Tatiana Santos, responsable de la politique chimique au Bureau européen de l'environnement, a déclaré : « L'incapacité de l'UE à contrôler les produits chimiques nocifs est inscrite dans le sang contaminé de presque tous les Européens. Chaque retard entraîne davantage de souffrances, de maladies et même de décès prématurés. Le recul de l'UE en matière de réglementation pourrait être le clou dans le cercueil du pacte vert européen, alimentant le cynisme à l'égard des élites peu fiables qui concluent des accords avec de grands lobbies toxiques, à moins que la Commission ne tienne sa promesse de détoxifier les produits et de tenir tête aux pollueurs.»
L'étude d'impact de 77 pages divulguée fait partie d'une révision des objectifs du règlement Reach de l'UE concernant la loi sur les produits chimiques, datée du 13 janvier 2023 et qui devrait être lancée d'ici la fin de cette année. Le texte pourrait être modifié, mais les responsables affirment que les options envisagées n'ont pas substantiellement changé.
Le projet d'analyse estime que les économies de santé résultant de l'interdiction des produits chimiques dépasseraient les coûts pour l'industrie d'un facteur 10. La réduction des paiements pour le traitement de maladies telles que le cancer et l'obésité s'élèverait à 11 à 31 milliards d'euros (9,4 à 26,5 milliards de livres sterling). par an, tandis que les coûts d’ajustement pour les entreprises seraient de l’ordre de 0,9 à 2,7 milliards d’euros par an.
Outre les PFAS, les régulateurs de l'UE ont découvert que 17 % des enfants européens couraient un risque en raison d'une exposition combinée à des mélanges de phtalates – liés à des maladies du développement et de la reproduction – lors d'une enquête menée l'année dernière auprès de 13 000 citoyens de l'UE sur le sang et l'urine.

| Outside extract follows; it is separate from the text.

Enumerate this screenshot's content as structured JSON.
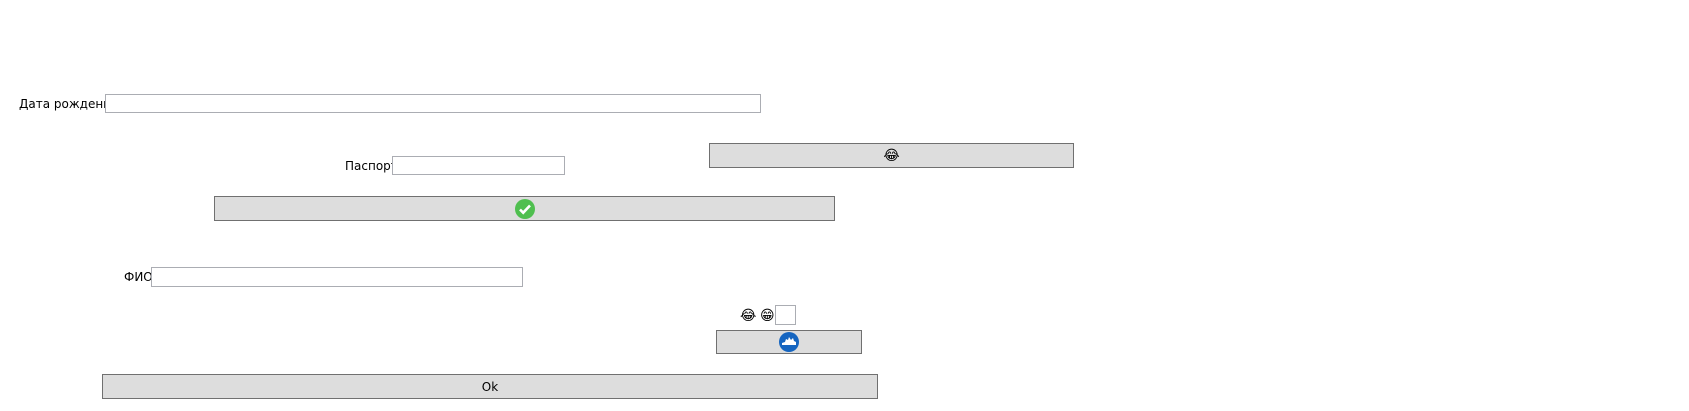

Des traces du perturbateur endocrinien reprotoxique bisphénol A ont été retrouvées chez 92 % des adultes.
La coordinatrice de l'étude, le Dr Marike Kolossa-Gehring, a déclaré que plus de 34 millions de tonnes de substances cancérigènes, mutagènes et reprotoxiques ont été consommées en Europe en 2020.
Mais la mise à jour de Reach a été retardée après une scission entre les deux services de la commission chargés de rédiger la nouvelle loi : la direction de l'environnement, qui a insisté pour des mesures robustes ; et la direction du marché intérieur, qui a résisté.
Un responsable européen s'exprimant sous couvert d'anonymat a déclaré que les efforts visant à diluer la révision juridique ont été facilités par « un changement complet dans la vague de soutien aux consommateurs et à l'environnement » à Bruxelles, comme l'ont déclaré les députés européens du Parti populaire européen (PPE) de la présidente de l'UE Ursula von der Leyen. ) est devenu nauséeux face à la réforme environnementale.
Le responsable a déclaré : « Le sentiment au sein de la Commission est presque comme si c'était une évidence que nous ne pouvons pas créer trop de problèmes à l'industrie – indépendamment des avantages pour la santé publique – et que les entreprises souffrent beaucoup de nos réglementations sur les produits chimiques, nous devrions donc essayer de facilitez-leur la tâche.